Its not the fault of the liberals that we have a byzantine system of welfare benefits--its the fault of the blue noses and scolds on the right who want to means test everything--including school breakfasts and lunches for kids. Most progressives, certainly, and liberals would prefer a guaranteed minimum income, laws regulating wages and work hours so everyone who wants a job can have one, free (nutritious) breakfasts and lunches for kids up through highschool and, of course, free prenatal and pediatric care for all kids. No means testing at all. We're all about trusting people to make their own rational choices with their income.
Not too long ago I had a conversation with a young relative about the old "buying king crab legs with food stamps" canard.
She was of the opinion that food stamps purchases should be strictly limited to only certain kinds of food, defined (by her) as non-luxurious, excluding certain items like cakes, crab legs, steaks, and sugary sodas.

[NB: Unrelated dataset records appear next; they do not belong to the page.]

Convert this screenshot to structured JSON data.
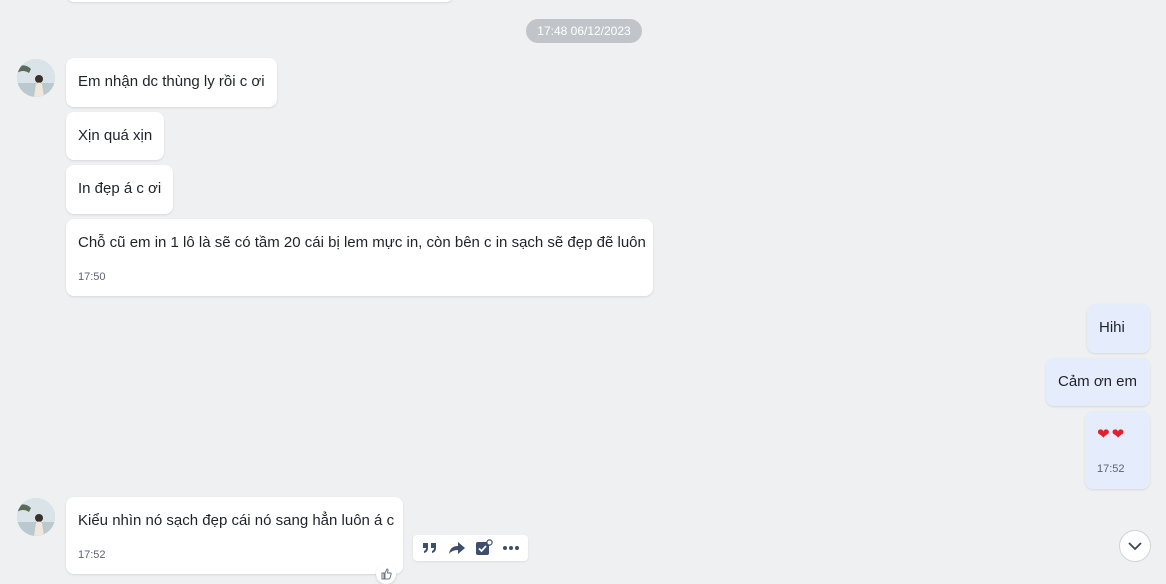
{
  "date_separator": "17:48 06/12/2023",
  "incoming_group_1": {
    "messages": [
      {
        "text": "Em nhận dc thùng ly rồi c ơi"
      },
      {
        "text": "Xịn quá xịn"
      },
      {
        "text": "In đẹp á c ơi"
      },
      {
        "text": "Chỗ cũ em in 1 lô là sẽ có tầm 20 cái bị lem mực in, còn bên c in sạch sẽ đẹp đẽ luôn",
        "time": "17:50"
      }
    ]
  },
  "outgoing_group": {
    "messages": [
      {
        "text": "Hihi"
      },
      {
        "text": "Cảm ơn em"
      },
      {
        "text": "❤❤",
        "time": "17:52"
      }
    ]
  },
  "incoming_group_2": {
    "messages": [
      {
        "text": "Kiểu nhìn nó sạch đẹp cái nó sang hẳn luôn á c",
        "time": "17:52"
      }
    ]
  },
  "message_actions": [
    "quote-icon",
    "forward-icon",
    "task-icon",
    "more-icon"
  ],
  "colors": {
    "background": "#eef0f1",
    "incoming_bubble": "#ffffff",
    "outgoing_bubble": "#e5edfd",
    "heart": "#e5202e",
    "action_icon": "#3d4f6b"
  }
}
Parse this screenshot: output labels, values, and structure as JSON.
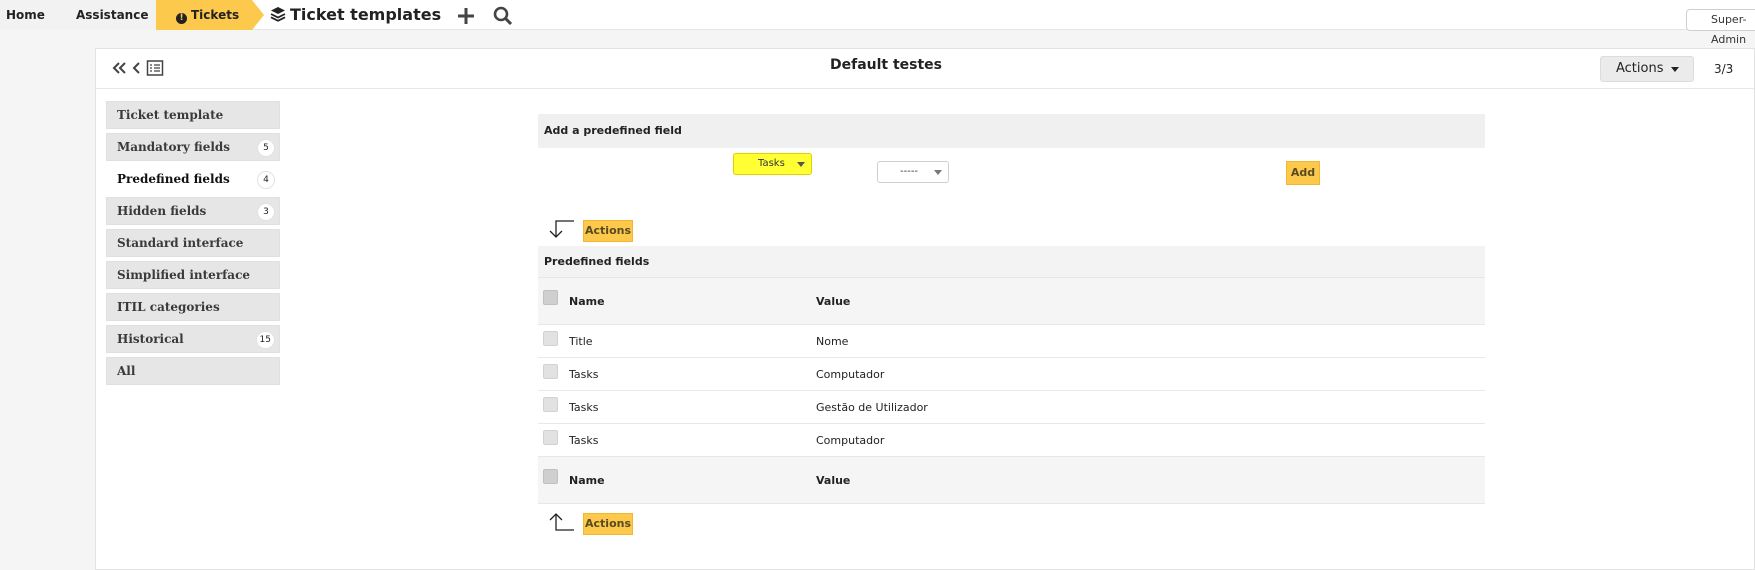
{
  "topbar": {
    "breadcrumbs": [
      "Home",
      "Assistance",
      "Tickets"
    ],
    "page_title": "Ticket templates",
    "user_name": "Super-Admin"
  },
  "record": {
    "title": "Default testes",
    "actions_label": "Actions",
    "pager": "3/3"
  },
  "tabs": [
    {
      "label": "Ticket template",
      "badge": ""
    },
    {
      "label": "Mandatory fields",
      "badge": "5"
    },
    {
      "label": "Predefined fields",
      "badge": "4"
    },
    {
      "label": "Hidden fields",
      "badge": "3"
    },
    {
      "label": "Standard interface",
      "badge": ""
    },
    {
      "label": "Simplified interface",
      "badge": ""
    },
    {
      "label": "ITIL categories",
      "badge": ""
    },
    {
      "label": "Historical",
      "badge": "15"
    },
    {
      "label": "All",
      "badge": ""
    }
  ],
  "add_section": {
    "title": "Add a predefined field",
    "field_select_value": "Tasks",
    "value_select_value": "-----",
    "add_label": "Add"
  },
  "mass_actions": {
    "label": "Actions"
  },
  "table": {
    "caption": "Predefined fields",
    "columns": [
      "Name",
      "Value"
    ],
    "rows": [
      {
        "name": "Title",
        "value": "Nome"
      },
      {
        "name": "Tasks",
        "value": "Computador"
      },
      {
        "name": "Tasks",
        "value": "Gestão de Utilizador"
      },
      {
        "name": "Tasks",
        "value": "Computador"
      }
    ]
  },
  "colors": {
    "accent": "#fcc94c",
    "highlight": "#ffff33"
  }
}
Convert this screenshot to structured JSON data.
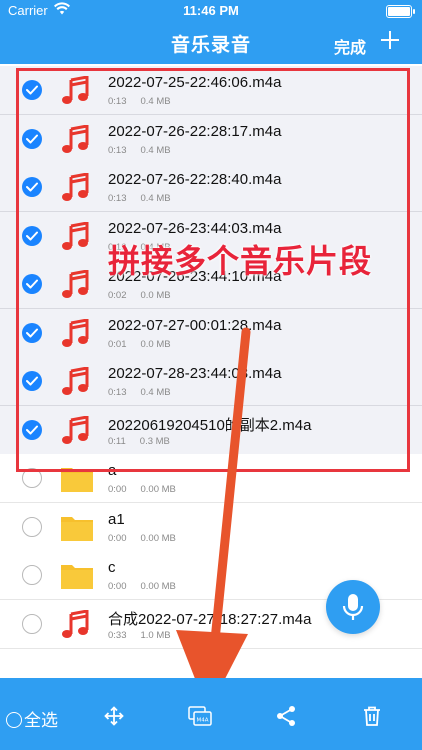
{
  "status": {
    "carrier": "Carrier",
    "time": "11:46 PM",
    "battery_level": 1.0
  },
  "header": {
    "title": "音乐录音",
    "done_label": "完成"
  },
  "files": [
    {
      "name": "2022-07-25-22:46:06.m4a",
      "duration": "0:13",
      "size": "0.4 MB",
      "type": "audio",
      "selected": true
    },
    {
      "name": "2022-07-26-22:28:17.m4a",
      "duration": "0:13",
      "size": "0.4 MB",
      "type": "audio",
      "selected": true
    },
    {
      "name": "2022-07-26-22:28:40.m4a",
      "duration": "0:13",
      "size": "0.4 MB",
      "type": "audio",
      "selected": true
    },
    {
      "name": "2022-07-26-23:44:03.m4a",
      "duration": "0:13",
      "size": "0.4 MB",
      "type": "audio",
      "selected": true
    },
    {
      "name": "2022-07-26-23:44:10.m4a",
      "duration": "0:02",
      "size": "0.0 MB",
      "type": "audio",
      "selected": true
    },
    {
      "name": "2022-07-27-00:01:28.m4a",
      "duration": "0:01",
      "size": "0.0 MB",
      "type": "audio",
      "selected": true
    },
    {
      "name": "2022-07-28-23:44:03.m4a",
      "duration": "0:13",
      "size": "0.4 MB",
      "type": "audio",
      "selected": true
    },
    {
      "name": "20220619204510的副本2.m4a",
      "duration": "0:11",
      "size": "0.3 MB",
      "type": "audio",
      "selected": true
    },
    {
      "name": "a",
      "duration": "0:00",
      "size": "0.00 MB",
      "type": "folder",
      "selected": false
    },
    {
      "name": "a1",
      "duration": "0:00",
      "size": "0.00 MB",
      "type": "folder",
      "selected": false
    },
    {
      "name": "c",
      "duration": "0:00",
      "size": "0.00 MB",
      "type": "folder",
      "selected": false
    },
    {
      "name": "合成2022-07-27-18:27:27.m4a",
      "duration": "0:33",
      "size": "1.0 MB",
      "type": "audio",
      "selected": false
    }
  ],
  "overlay": {
    "caption": "拼接多个音乐片段"
  },
  "toolbar": {
    "select_all_label": "全选",
    "icons": [
      "move-icon",
      "merge-m4a-icon",
      "share-icon",
      "trash-icon"
    ]
  },
  "colors": {
    "primary": "#2f9ef2",
    "check": "#1a84ff",
    "note": "#e8362c",
    "folder": "#f7c02d",
    "highlight": "#e8363e",
    "arrow": "#e8542c"
  }
}
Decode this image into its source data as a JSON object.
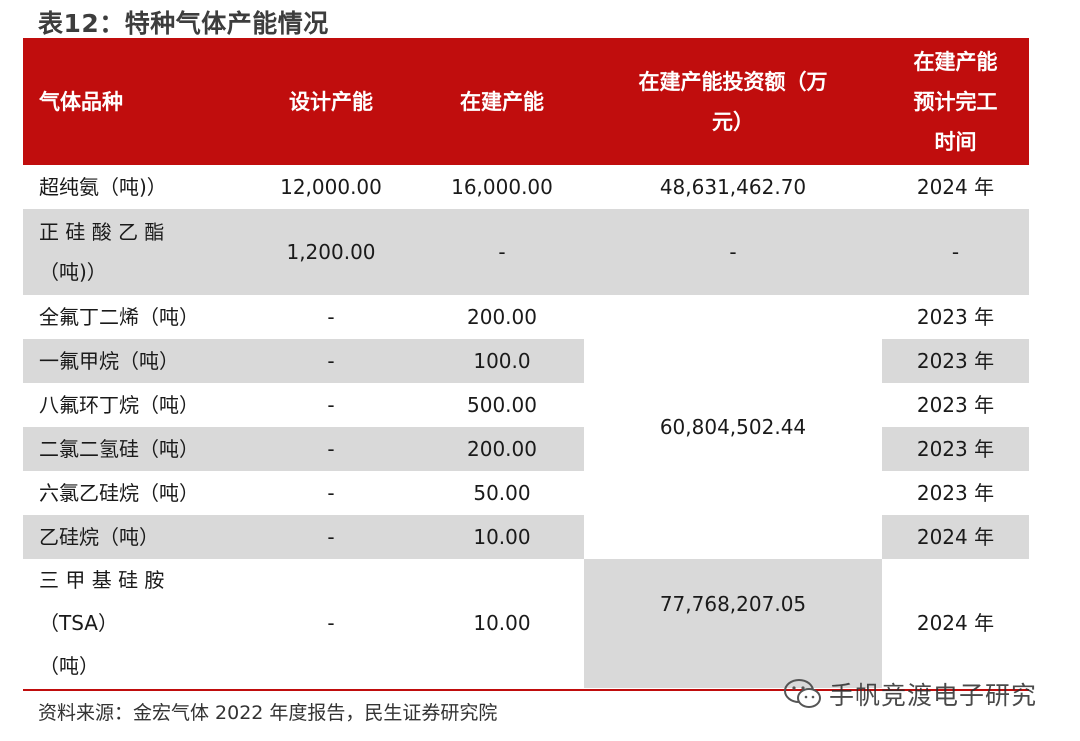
{
  "title": "表12：特种气体产能情况",
  "header": {
    "col1": "气体品种",
    "col2": "设计产能",
    "col3": "在建产能",
    "col4_line1": "在建产能投资额（万",
    "col4_line2": "元）",
    "col5_line1": "在建产能",
    "col5_line2": "预计完工",
    "col5_line3": "时间"
  },
  "rows": [
    {
      "name": "超纯氨（吨)）",
      "design": "12,000.00",
      "building": "16,000.00",
      "investment": "48,631,462.70",
      "completion": "2024 年"
    },
    {
      "name_line1": "正 硅 酸 乙 酯",
      "name_line2": "（吨)）",
      "design": "1,200.00",
      "building": "-",
      "investment": "-",
      "completion": "-"
    },
    {
      "name": "全氟丁二烯（吨）",
      "design": "-",
      "building": "200.00",
      "completion": "2023 年"
    },
    {
      "name": "一氟甲烷（吨）",
      "design": "-",
      "building": "100.0",
      "completion": "2023 年"
    },
    {
      "name": "八氟环丁烷（吨）",
      "design": "-",
      "building": "500.00",
      "completion": "2023 年"
    },
    {
      "name": "二氯二氢硅（吨）",
      "design": "-",
      "building": "200.00",
      "completion": "2023 年"
    },
    {
      "name": "六氯乙硅烷（吨）",
      "design": "-",
      "building": "50.00",
      "completion": "2023 年"
    },
    {
      "name": "乙硅烷（吨）",
      "design": "-",
      "building": "10.00",
      "completion": "2024 年"
    },
    {
      "name_line1": "三 甲 基 硅 胺",
      "name_line2": "（TSA）",
      "name_line3": "（吨）",
      "design": "-",
      "building": "10.00",
      "investment": "77,768,207.05",
      "completion": "2024 年"
    }
  ],
  "merged_investment": "60,804,502.44",
  "source": "资料来源：金宏气体 2022 年度报告，民生证券研究院",
  "watermark": "手帆竞渡电子研究",
  "colors": {
    "header_bg": "#c00d0d",
    "stripe": "#d9d9d9",
    "rule": "#c00d0d"
  }
}
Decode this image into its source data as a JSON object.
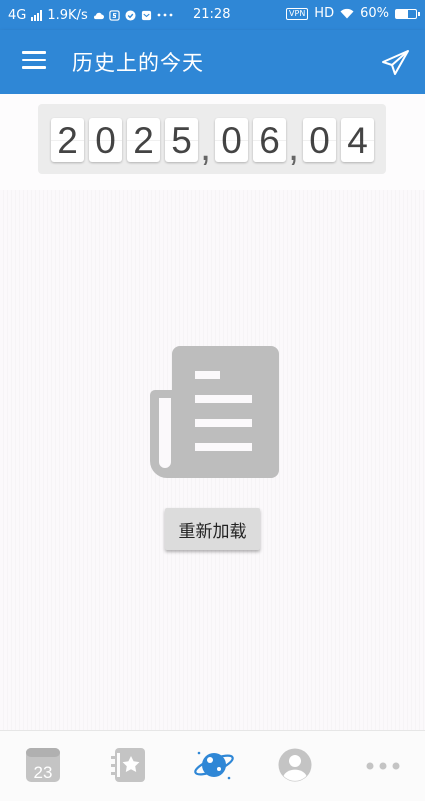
{
  "status_bar": {
    "network": "4G",
    "speed": "1.9K/s",
    "time": "21:28",
    "vpn": "VPN",
    "hd": "HD",
    "battery_text": "60%",
    "battery_level": 0.6,
    "icons": [
      "signal-icon",
      "cloud-icon",
      "s-app-icon",
      "check-circle-icon",
      "mail-icon",
      "more-dots-icon",
      "wifi-icon",
      "battery-icon"
    ]
  },
  "app_bar": {
    "title": "历史上的今天",
    "icons": [
      "menu-icon",
      "send-icon"
    ],
    "color": "#2f87d6"
  },
  "date": {
    "year_digits": [
      "2",
      "0",
      "2",
      "5"
    ],
    "month_digits": [
      "0",
      "6"
    ],
    "day_digits": [
      "0",
      "4"
    ],
    "separator": ","
  },
  "content": {
    "icon": "newspaper-icon",
    "reload_label": "重新加载"
  },
  "bottom_nav": {
    "calendar_day": "23",
    "items": [
      "calendar-icon",
      "favorites-icon",
      "planet-icon",
      "user-icon",
      "more-icon"
    ],
    "active_index": 2,
    "active_color": "#2f87d6",
    "inactive_color": "#c4c4c4"
  }
}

I asked her how, if she was truly an advocate of small government, she though the government would manage the tricky issue of determining which baked good met the criteria of "cake" and exactly how she thought that would be administered. I asked her how many government employees it would take to keep the EBT coding current with the per-pound price of various protein sources she thought should be allowable (i.e., chicken thighs) vs. those she felt were not allowable (i.e., prawns.)
I also asked her how she thought the CocaCola Corporation would feel about prohibiting people from purchasing its products with their food benefits - did she think that would go over unopposed?
She was unable to answer these questions, apparently they hadn't occurred to her.